Opinion
05-03-2024
RYAN JAMES MULDOON, AUBURN, FOR RESPONDENT-APPELLANT. RUTH A. CHAFFEE, PENN YAN, FOR PETITIONER-RESPONDENT. TERESA M. PARE, CANANDAIGUA, ATTORNEY FOR THE CHILD. SHARON ALLEN, KEUKA PARK, ATTORNEY FOR THE CHILD.
Appeal from an order of the Family Court, Yates County (Stacey Romeo, A.J.), entered March 2, 2023, in a proceeding pursuant to Family Court Act article 10. The order, inter alia, placed respondent Timothy S. under the supervision of petitioner.
RYAN JAMES MULDOON, AUBURN, FOR RESPONDENT-APPELLANT.
RUTH A. CHAFFEE, PENN YAN, FOR PETITIONER-RESPONDENT.
TERESA M. PARE, CANANDAIGUA, ATTORNEY FOR THE CHILD.
SHARON ALLEN, KEUKA PARK, ATTORNEY FOR THE CHILD.
PRESENT: SMITH, J.P., CURRAN, BANNISTER, GREENWOOD, AND KEANE, JJ.
MEMORANDUM AND ORDER
It is hereby ORDERED that said appeal from the order insofar as it concerns the disposition is unanimously dismissed and the order is affirmed without costs.
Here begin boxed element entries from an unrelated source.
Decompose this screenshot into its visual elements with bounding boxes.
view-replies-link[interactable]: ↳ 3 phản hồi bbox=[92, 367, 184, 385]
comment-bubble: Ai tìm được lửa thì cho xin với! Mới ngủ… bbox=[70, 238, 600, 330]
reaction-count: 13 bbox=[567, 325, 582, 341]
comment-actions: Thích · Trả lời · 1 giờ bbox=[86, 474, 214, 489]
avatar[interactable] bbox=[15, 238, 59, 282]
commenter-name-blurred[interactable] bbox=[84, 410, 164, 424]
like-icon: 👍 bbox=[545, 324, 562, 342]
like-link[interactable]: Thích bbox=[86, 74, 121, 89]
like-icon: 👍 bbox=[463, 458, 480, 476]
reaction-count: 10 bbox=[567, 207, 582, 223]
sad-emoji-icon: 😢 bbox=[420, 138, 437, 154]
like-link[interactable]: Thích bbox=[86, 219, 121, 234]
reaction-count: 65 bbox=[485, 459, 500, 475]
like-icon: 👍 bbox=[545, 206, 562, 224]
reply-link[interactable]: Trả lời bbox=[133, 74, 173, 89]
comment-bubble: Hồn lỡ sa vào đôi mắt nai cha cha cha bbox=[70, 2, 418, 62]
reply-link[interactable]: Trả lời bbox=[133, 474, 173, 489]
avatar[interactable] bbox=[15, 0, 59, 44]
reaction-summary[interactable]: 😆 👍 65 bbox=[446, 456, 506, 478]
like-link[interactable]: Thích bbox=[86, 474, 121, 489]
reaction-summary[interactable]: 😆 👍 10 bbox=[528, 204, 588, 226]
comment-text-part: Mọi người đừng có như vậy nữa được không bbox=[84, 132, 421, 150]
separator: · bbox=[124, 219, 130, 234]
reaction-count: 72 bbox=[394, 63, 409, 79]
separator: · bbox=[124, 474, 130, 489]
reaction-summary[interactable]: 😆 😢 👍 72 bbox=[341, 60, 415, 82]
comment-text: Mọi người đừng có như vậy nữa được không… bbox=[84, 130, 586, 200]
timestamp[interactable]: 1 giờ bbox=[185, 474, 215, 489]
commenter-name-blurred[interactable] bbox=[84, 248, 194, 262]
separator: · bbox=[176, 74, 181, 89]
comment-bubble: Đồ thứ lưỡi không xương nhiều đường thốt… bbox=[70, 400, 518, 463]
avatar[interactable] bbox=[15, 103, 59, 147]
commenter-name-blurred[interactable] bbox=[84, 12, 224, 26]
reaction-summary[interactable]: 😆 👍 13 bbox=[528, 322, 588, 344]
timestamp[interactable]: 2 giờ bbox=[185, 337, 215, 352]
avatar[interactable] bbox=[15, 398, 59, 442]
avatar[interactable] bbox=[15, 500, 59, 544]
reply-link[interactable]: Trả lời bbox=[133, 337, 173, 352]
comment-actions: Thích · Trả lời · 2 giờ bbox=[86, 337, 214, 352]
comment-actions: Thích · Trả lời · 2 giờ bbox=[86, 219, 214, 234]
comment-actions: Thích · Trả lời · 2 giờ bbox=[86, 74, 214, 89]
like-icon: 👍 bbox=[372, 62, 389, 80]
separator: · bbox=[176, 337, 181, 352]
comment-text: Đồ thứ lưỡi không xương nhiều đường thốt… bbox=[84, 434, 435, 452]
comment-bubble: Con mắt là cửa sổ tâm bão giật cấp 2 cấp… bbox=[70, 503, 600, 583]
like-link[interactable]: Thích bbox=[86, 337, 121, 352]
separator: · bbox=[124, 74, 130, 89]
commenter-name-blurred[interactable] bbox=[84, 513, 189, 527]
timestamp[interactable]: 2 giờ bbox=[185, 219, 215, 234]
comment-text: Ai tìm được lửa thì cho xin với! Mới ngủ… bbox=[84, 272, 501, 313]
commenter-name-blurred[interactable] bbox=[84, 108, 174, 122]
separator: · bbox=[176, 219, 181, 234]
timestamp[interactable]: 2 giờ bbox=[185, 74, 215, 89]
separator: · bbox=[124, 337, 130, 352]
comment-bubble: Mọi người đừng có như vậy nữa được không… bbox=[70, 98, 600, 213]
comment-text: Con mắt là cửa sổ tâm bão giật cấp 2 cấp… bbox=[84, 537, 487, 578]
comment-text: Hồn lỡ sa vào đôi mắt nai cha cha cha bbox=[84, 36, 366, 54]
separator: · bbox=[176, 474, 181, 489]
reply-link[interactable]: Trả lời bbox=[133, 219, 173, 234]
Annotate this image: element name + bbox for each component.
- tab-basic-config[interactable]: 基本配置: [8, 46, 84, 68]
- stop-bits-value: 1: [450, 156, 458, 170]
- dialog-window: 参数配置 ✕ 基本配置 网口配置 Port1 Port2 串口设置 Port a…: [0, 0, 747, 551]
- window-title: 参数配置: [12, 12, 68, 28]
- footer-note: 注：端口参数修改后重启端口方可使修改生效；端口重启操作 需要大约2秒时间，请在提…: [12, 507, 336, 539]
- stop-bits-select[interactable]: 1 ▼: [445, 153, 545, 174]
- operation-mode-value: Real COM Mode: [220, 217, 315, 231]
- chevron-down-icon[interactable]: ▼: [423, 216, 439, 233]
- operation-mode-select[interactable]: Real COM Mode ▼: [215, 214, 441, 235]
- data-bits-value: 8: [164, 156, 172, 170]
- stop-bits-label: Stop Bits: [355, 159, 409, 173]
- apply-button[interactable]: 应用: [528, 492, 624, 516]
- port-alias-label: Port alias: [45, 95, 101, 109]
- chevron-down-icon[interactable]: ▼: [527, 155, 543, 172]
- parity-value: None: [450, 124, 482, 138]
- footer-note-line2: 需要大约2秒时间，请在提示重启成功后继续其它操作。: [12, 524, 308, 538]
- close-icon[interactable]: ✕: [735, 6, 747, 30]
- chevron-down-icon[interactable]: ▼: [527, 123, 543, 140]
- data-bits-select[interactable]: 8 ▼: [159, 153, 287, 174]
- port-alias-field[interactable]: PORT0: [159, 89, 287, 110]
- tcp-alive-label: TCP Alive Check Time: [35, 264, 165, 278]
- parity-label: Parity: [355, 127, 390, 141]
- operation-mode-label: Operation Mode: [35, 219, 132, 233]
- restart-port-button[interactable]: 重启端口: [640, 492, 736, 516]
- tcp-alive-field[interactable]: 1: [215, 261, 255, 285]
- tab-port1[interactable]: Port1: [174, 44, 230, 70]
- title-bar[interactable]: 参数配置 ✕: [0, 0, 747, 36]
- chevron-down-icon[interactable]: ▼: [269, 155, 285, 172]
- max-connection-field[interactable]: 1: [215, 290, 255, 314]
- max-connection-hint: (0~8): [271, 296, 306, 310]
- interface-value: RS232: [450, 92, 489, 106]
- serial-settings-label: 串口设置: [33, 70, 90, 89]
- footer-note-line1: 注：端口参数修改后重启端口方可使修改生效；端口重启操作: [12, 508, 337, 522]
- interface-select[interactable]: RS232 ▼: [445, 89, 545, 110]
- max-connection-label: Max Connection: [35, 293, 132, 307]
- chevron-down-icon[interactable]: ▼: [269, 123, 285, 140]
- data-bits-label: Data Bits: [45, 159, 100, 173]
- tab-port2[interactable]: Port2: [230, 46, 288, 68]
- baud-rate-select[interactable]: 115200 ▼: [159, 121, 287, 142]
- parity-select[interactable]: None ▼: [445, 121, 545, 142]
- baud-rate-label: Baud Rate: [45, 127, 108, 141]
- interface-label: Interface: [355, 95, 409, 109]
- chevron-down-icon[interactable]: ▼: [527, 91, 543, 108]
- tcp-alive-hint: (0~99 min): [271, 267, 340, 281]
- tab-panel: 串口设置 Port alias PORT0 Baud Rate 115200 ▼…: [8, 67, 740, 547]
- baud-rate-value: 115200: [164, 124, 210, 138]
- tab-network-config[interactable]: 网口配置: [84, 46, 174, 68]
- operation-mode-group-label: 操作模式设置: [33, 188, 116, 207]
Memorandum: In this proceeding brought pursuant to Family Court Act article 10, respondent father appeals from an order of disposition that, inter alia, placed him under the supervision of petitioner for a period of 12 months following an adjudication that he neglected the subject children. As an initial matter, we dismiss the appeal insofar as it concerns the disposi- tion inasmuch as the father consented thereto (see CPLR 5511; Matter of Noah C. [Greg C.], 192 A.D.3d 1676, 1676, 145 N.Y.S.3d 266 [4th Dept. 2021]; Matter of Kendall N [Angela M.], 188 A.D.3d 1688, 1688, 132 N.Y.S.3d 392 [4th Dept. 2020], lv denied 36 N.Y.3d 908, 2021 WL 1134739 [2021]). The appeal, however, brings up for review the order of fact-finding determining that he neglected the children (see Noah C, 192 A.D.3d at 1676, 145 N.Y.S.3d 266; Matter of Anthony L. [Lisa P.], 144 A.D.3d 1690, 1691, 41 N.Y.S.3d 641 [4th Dept. 2016], lv denied 28 N.Y.3d 914, 2017 WL 581722 [2017]; Matter of Lisa E. [appeal No. 1], 207 A.D.2d 983, 983, 617 N.Y.S.2d 657 [4th Dept. 1994]).
[1, 2] Contrary to the father’s contention, Family Court did not err in determining that petitioner established that the father neglected the children. To establish neglect, petitioner was required to show, by a preponderance of the evidence, " ‘first, that [the] child[ren]’s physical, mental or emotional condition has been impaired or is in imminent danger of becoming impaired and second, that the actual or threatened harm to the child[ren] is a consequence of the failure of the parent or caretaker to exercise a minimum degree of care in providing the child[ren] with proper supervision or guardianship’ " (Matter of Jayla A. [Chelsea K.-Isaac C.], 151 A.D.3d 1791, 1792, 54 N.Y.S.3d 819 [4th Dept. 2017], lv denied 30 N.Y.3d 902, 2017 WL 4653460 [2017], quoting Nicholson v. Scoppetta, 3 N.Y.3d 357, 368, 787 N.Y.S.2d 196, 820 N.E.2d 840 [2004]; see Family Ct Act § 1012 [f] [i]). The court’s "findings of fact are accorded deference and will not be disturbed unless they lack a sound and substantial basis in the record" (Matter of Jeromy J. [Latanya J.], 122 A.D.3d 1398, 1398-1899, 997 N.Y.S.2d 567 [4th Dept. 2014], lv denied 25 N.Y.3d 901, 2015 WL 1422896 [2015] [internal quotation marks omitted]).
Here, the record establishes that the father left the subject children at the mother’s home and in her long-term care, despite the fact that it was in violation of the order of protection that the father had previously sought and obtained. The record further established that the father failed to assist the mother with the children’s mental health issues and multiple absences from school. We therefore conclude that " ‘there is a sound and substantial basis to support [the court’s] finding that the child[ren were] in imminent danger of impairment as a result of [the father’s] failure to exercise a minimum degree of care’ " (Matter of Claudina E.P. [Stephanie M.], 91 A.D.3d 1324, 1324, 937 N.Y.S.2d 655 [4th Dept. 2012]; see generally Nicholson, 3 N.Y.3d at 368-370, 787 N.Y.S.2d 196, 820 N.E.2d 840).